Longview council will decide whether to weigh in on coal terminal enviromental review


The Longview City Council will consider Thursday whether to join the list of groups calling for a comprehensive environmental review of proposed coal terminals in the Pacific Northwest.

At its regular meeting 7 p.m. Thursday at Longview City Hall, the council will vote on whether to send a letter to four federal agencies to request the review.

According to the letter, the city is concerned about increased vessel traffic on the Columbia River, water quality, fish health, airborne coal dust and increased rail traffic.

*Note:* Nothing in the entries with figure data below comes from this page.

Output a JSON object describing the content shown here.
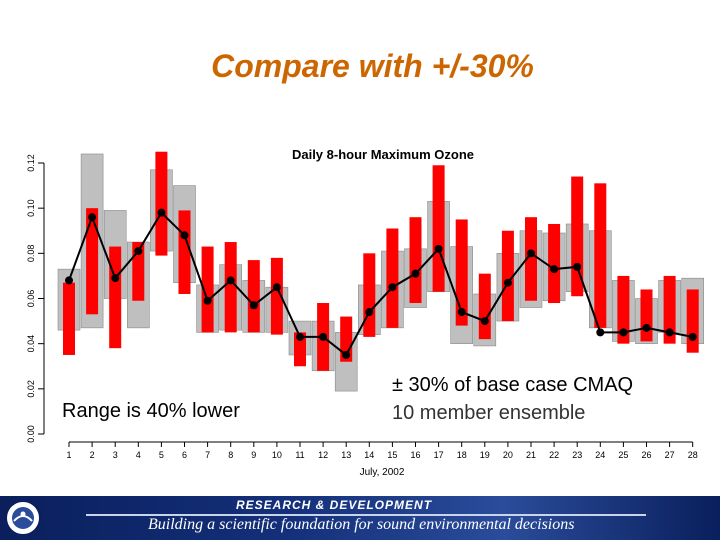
{
  "slide": {
    "title": "Compare with +/-30%",
    "annotation_left": "Range is 40% lower",
    "annotation_right_line1": "± 30% of base case CMAQ",
    "annotation_right_line2": "10 member ensemble"
  },
  "footer": {
    "org": "RESEARCH & DEVELOPMENT",
    "tagline": "Building a scientific foundation for sound environmental decisions",
    "logo_icon": "epa-seal-icon"
  },
  "colors": {
    "title": "#cc6600",
    "ensemble_range": "#bfbfbf",
    "pm30_range": "#ff0000",
    "base_case": "#000000",
    "footer_bg": "#0a1f5c"
  },
  "chart_data": {
    "type": "range-bar-line",
    "title": "Daily 8-hour Maximum Ozone",
    "xlabel": "July, 2002",
    "ylabel": "",
    "ylim": [
      0.0,
      0.12
    ],
    "yticks": [
      "0.00",
      "0.02",
      "0.04",
      "0.06",
      "0.08",
      "0.10",
      "0.12"
    ],
    "categories": [
      "1",
      "2",
      "3",
      "4",
      "5",
      "6",
      "7",
      "8",
      "9",
      "10",
      "11",
      "12",
      "13",
      "14",
      "15",
      "16",
      "17",
      "18",
      "19",
      "20",
      "21",
      "22",
      "23",
      "24",
      "25",
      "26",
      "27",
      "28"
    ],
    "series": [
      {
        "name": "",
        "kind": "range",
        "low": [
          0.046,
          0.047,
          0.06,
          0.047,
          0.081,
          0.067,
          0.045,
          0.046,
          0.045,
          0.045,
          0.035,
          0.028,
          0.019,
          0.044,
          0.047,
          0.056,
          0.063,
          0.04,
          0.039,
          0.05,
          0.056,
          0.059,
          0.063,
          0.047,
          0.041,
          0.04,
          0.045,
          0.04
        ],
        "high": [
          0.073,
          0.124,
          0.099,
          0.085,
          0.117,
          0.11,
          0.066,
          0.075,
          0.068,
          0.065,
          0.05,
          0.05,
          0.045,
          0.066,
          0.081,
          0.082,
          0.103,
          0.083,
          0.062,
          0.08,
          0.09,
          0.089,
          0.093,
          0.09,
          0.068,
          0.06,
          0.068,
          0.069
        ]
      },
      {
        "name": "",
        "kind": "range",
        "low": [
          0.035,
          0.053,
          0.038,
          0.059,
          0.079,
          0.062,
          0.045,
          0.045,
          0.045,
          0.044,
          0.03,
          0.028,
          0.032,
          0.043,
          0.047,
          0.058,
          0.063,
          0.048,
          0.042,
          0.05,
          0.059,
          0.058,
          0.061,
          0.047,
          0.04,
          0.041,
          0.04,
          0.036
        ],
        "high": [
          0.067,
          0.1,
          0.083,
          0.085,
          0.125,
          0.099,
          0.083,
          0.085,
          0.077,
          0.078,
          0.045,
          0.058,
          0.052,
          0.08,
          0.091,
          0.096,
          0.119,
          0.095,
          0.071,
          0.09,
          0.096,
          0.093,
          0.114,
          0.111,
          0.07,
          0.064,
          0.07,
          0.064
        ]
      },
      {
        "name": "",
        "kind": "line",
        "values": [
          0.068,
          0.096,
          0.069,
          0.081,
          0.098,
          0.088,
          0.059,
          0.068,
          0.057,
          0.065,
          0.043,
          0.043,
          0.035,
          0.054,
          0.065,
          0.071,
          0.082,
          0.054,
          0.05,
          0.067,
          0.08,
          0.073,
          0.074,
          0.045,
          0.045,
          0.047,
          0.045,
          0.043
        ]
      }
    ],
    "grid": false,
    "legend": "none"
  }
}
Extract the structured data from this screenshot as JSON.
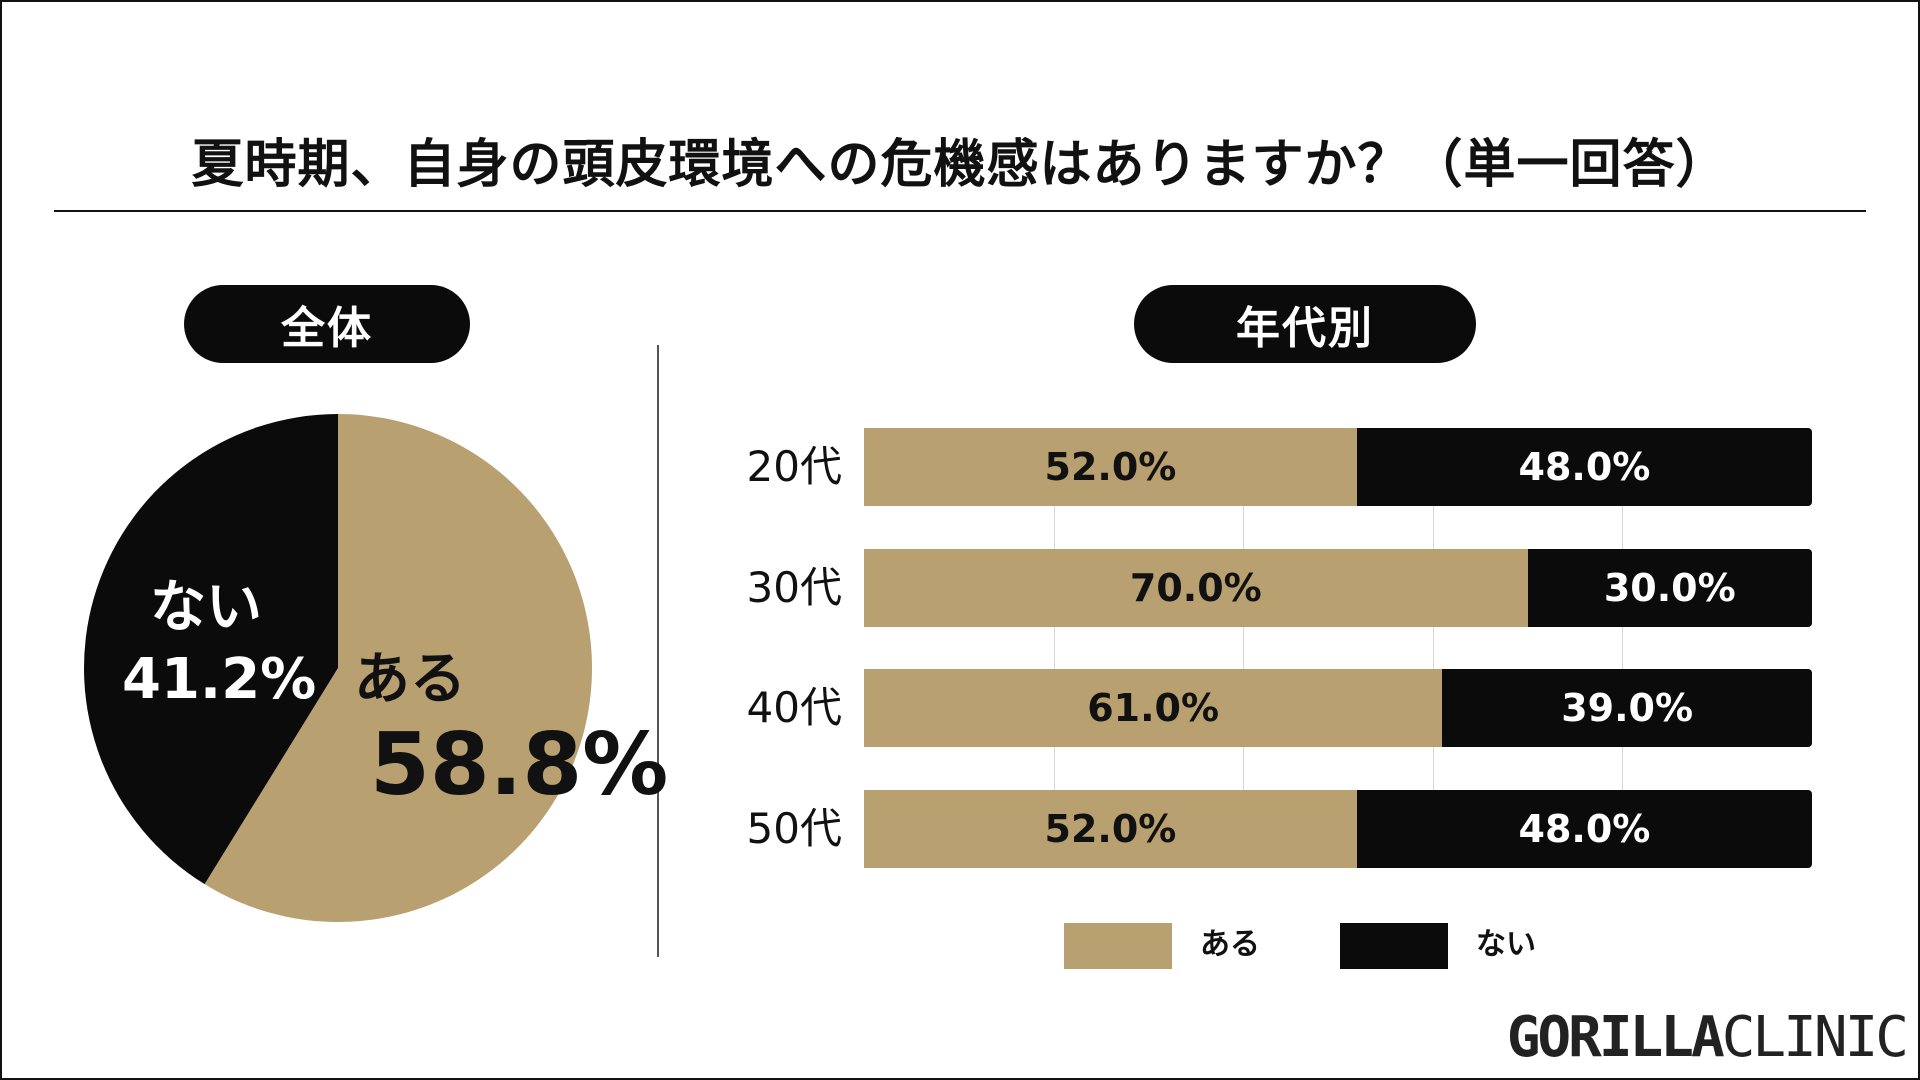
{
  "title": "夏時期、自身の頭皮環境への危機感はありますか？（単一回答）",
  "colors": {
    "aru": "#b8a071",
    "nai": "#0b0b0b"
  },
  "overall": {
    "header": "全体",
    "aru_label": "ある",
    "aru_value": "58.8%",
    "nai_label": "ない",
    "nai_value": "41.2%"
  },
  "by_age": {
    "header": "年代別"
  },
  "legend": {
    "aru": "ある",
    "nai": "ない"
  },
  "logo": {
    "bold": "GORILLA",
    "light": "CLINIC"
  },
  "chart_data": [
    {
      "type": "pie",
      "title": "全体",
      "labels": [
        "ある",
        "ない"
      ],
      "values": [
        58.8,
        41.2
      ],
      "unit": "%"
    },
    {
      "type": "bar",
      "orientation": "horizontal",
      "stacked": true,
      "title": "年代別",
      "categories": [
        "20代",
        "30代",
        "40代",
        "50代"
      ],
      "series": [
        {
          "name": "ある",
          "values": [
            52.0,
            70.0,
            61.0,
            52.0
          ],
          "labels": [
            "52.0%",
            "70.0%",
            "61.0%",
            "52.0%"
          ]
        },
        {
          "name": "ない",
          "values": [
            48.0,
            30.0,
            39.0,
            48.0
          ],
          "labels": [
            "48.0%",
            "30.0%",
            "39.0%",
            "48.0%"
          ]
        }
      ],
      "xlim": [
        0,
        100
      ],
      "legend_position": "bottom"
    }
  ]
}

Six coal terminals have been proposed in Washington and Oregon: in Longview, Bellingham, Hoquiam, Coos Bay and two at Port Westward near Clatskanie.

The proposed $640 million Millennium Bulk Terminals coal dock lies just outside the city limits at the former Reynolds Metals Co. site, but the city would be affected by it, said Longview Councilwoman Mary Jane Melink, who is spearheading the request.

“We’re not isolated. We all live together in the same region of the country. Once the bell has been rung, and one of these (coal terminals) has been permitted, it can’t be unrung,” she said.

The letter would be sent to the U.S. Environmental Protection Agency, U.S. Army Corps of Engineers, U.S. Department of Interior and U.S. Bureau of Land Management.

Oregon Gov. John Kitzhaber, the EPA and the Washington departments of Ecology and Natural Resources have made similar requests.

Millennium attorneys have said they oppose a separate analysis of all Pacific Northwest terminals because it would likely be unworkable. They argue that the terminals are located in different areas on different waterways, which would make a single environmental analysis difficult.